Pada UU Ketenagakerjaan, batas kontrak kerja diatur dalam beberapa tahun. Jika pekerjaannya dianggap baik, maka pekerja wajib diangkat menjadi karyawan tetap atau  perjanjian kerja waktu tidak tertentu (PKWTT). Sementara, dalam UU Cipta Kerja, batasan waktu tersebut tidak diatur.

"Yang dimaksud kawan buruh itu ada potensi penghilangan karyawan tetap karena tidak ada batas waktu kontrak. Dampaknya, pengangkatan karyawan tetap tidak ada. Pemerintah jangan menjelaskan setengah-setengah, lah," jelas dia. 

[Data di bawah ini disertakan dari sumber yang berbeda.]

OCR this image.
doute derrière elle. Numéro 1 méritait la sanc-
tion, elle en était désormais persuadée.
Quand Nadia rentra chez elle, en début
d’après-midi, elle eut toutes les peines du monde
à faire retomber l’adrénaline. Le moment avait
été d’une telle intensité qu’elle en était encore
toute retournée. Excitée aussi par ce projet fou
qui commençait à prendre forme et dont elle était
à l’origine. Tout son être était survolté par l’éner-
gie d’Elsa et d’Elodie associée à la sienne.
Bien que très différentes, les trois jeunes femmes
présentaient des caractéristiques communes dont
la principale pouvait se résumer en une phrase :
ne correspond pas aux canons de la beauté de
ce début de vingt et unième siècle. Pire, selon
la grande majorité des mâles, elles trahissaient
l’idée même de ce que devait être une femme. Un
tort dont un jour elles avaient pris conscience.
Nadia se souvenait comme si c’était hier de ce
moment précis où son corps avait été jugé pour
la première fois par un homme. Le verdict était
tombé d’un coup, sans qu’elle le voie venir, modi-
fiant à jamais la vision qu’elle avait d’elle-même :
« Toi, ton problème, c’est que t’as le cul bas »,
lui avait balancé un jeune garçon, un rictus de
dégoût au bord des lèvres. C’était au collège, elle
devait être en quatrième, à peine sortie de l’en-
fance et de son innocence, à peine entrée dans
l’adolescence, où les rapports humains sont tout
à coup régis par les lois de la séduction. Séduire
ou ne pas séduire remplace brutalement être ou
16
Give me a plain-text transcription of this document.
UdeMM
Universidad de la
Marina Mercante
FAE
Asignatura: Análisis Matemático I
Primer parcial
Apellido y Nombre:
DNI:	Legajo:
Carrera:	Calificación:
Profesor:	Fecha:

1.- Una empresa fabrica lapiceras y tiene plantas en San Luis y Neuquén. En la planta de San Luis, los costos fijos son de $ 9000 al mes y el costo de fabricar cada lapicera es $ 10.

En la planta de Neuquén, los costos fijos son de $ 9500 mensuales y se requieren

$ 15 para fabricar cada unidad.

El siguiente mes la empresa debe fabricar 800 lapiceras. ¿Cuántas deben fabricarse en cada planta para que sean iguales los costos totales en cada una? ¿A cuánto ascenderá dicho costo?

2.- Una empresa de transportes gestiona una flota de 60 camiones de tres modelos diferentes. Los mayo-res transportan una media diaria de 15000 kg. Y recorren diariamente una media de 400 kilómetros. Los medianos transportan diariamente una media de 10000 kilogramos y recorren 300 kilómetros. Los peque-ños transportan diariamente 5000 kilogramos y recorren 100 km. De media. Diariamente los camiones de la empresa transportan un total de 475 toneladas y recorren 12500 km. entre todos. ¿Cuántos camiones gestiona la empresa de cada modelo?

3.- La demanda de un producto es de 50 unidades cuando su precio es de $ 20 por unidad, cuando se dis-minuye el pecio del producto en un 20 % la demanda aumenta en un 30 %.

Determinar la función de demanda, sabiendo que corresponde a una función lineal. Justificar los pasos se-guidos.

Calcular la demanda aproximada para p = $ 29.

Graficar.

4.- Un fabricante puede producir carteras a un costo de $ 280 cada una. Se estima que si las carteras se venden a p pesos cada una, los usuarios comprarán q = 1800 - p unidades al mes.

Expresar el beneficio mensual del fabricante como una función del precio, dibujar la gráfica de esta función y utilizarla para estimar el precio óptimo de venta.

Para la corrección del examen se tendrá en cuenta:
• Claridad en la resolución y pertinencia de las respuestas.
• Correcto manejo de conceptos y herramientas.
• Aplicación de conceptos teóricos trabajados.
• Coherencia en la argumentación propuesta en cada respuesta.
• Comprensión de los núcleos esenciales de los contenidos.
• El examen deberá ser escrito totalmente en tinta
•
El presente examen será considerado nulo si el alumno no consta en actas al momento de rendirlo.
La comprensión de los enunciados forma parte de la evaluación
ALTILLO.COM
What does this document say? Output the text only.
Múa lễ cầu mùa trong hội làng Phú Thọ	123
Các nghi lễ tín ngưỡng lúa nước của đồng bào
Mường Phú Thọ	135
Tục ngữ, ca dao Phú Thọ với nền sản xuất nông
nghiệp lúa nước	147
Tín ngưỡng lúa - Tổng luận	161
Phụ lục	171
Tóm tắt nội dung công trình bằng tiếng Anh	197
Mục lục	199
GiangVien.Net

Jaminan kehilangan pekerjaan 

Argumentasi pemerintah, jaminan kehilangan pekerjaan (JKP) bisa didapat untuk masa kerja 1 tahun. Menurut Said Iqbal, ada kemungkinan hal tersebut bisa disiasati oleh perusahaan.

"Karena enggak ada batas waktu kontrak, perusahaan bisa saja buat kontrak 6 bulan atau 11 bulan, lalu putus putus kontrak, yang penting tidak sampai 1 tahun. Itu kan jadinya perusahaan enggak perlu bayar JKP," ungkapnya.

Pengurangan pesangon 

Pemerintah menyebut pesangon tidak dihapus, hanya dikurangi. Dalam UU Ketenagakerjaan, skema pesangon 32 bulan upah, lalu dalam UU Cipta Kerja diubah menjadi 25 bulan upah, dengan rincian 19 bulan upah dibayar pemberi kerja, dan 6 bulan dibayar BPJS Ketenagakerjaan oleh pemerintah.

Iqbal memperkirakan BPJS tidak akan sanggup membiayai skema 6 bulan pesangon. Sebab, menurutnya, saat ini BPJS tengah mengalami defisit. Ketika defisit, pemerintah mengambil solusi menaikkan iuran BPJS.

"Ketika iuran BPJS dinaikkan, tentu buruh menolak. Masak, buruh membayar pesangon untuk dirinya? Makanya, kembalikan skema pesangon seperti dalam UU Ketenagakerjaan, jangan dihapus," imbuhnya.